Well if you know ONE person, it's all got to be torn down. Tear it all down.



FFS PP.


That’s 95 percent of the moms with young kids my company.


That’s my impression of many of the wfh moms in my neighborhood too based on when they grocery shop, go running, and drop off/pickup their kids. (I do shift work at odd times before anyone accuses me of not working either.)



First of all, you don’t know these mom’s schedules and their work output. Many have flexible schedules and make up hours in the early morning and evening.

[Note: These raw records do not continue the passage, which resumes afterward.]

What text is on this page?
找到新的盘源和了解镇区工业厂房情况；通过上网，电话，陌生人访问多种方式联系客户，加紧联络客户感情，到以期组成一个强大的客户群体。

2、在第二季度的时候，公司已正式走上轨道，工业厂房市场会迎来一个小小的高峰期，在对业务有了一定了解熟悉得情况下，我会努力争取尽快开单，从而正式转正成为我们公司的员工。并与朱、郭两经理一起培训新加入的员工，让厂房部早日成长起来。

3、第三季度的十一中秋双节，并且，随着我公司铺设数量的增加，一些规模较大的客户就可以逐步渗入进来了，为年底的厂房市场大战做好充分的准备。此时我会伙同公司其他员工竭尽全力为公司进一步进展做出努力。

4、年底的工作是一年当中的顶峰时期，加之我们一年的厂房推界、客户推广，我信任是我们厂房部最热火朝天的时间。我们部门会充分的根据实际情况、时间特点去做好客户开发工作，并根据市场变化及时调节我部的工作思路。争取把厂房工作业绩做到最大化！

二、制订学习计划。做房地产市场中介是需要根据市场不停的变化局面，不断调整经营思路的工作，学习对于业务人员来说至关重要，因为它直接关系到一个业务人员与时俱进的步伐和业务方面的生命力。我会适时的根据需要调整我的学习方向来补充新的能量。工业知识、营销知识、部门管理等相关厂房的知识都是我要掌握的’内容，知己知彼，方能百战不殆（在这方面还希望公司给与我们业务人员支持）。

Second, the moms who are actually abusing work and doing all of this while working at home do the same thing in the office: they get coffee, extra long lunches, do their nails, use the office gym, chat for an endlessly long time with their coworkers… I mean come on ppl.


You people’s repeated insistence that it’s EXACTLY THE SAME level of easy to screw around all day when you’re in your own home alone and in an office where supervisors can see if you’re doing no work is insulting to the collective intelligence.

Now come back with some predictable sputtering 7th grade retort like “well…well, that won’t e a problem for YOU, because YOU DON’T HAVE ANY INTELLIGENCE! OMG!!”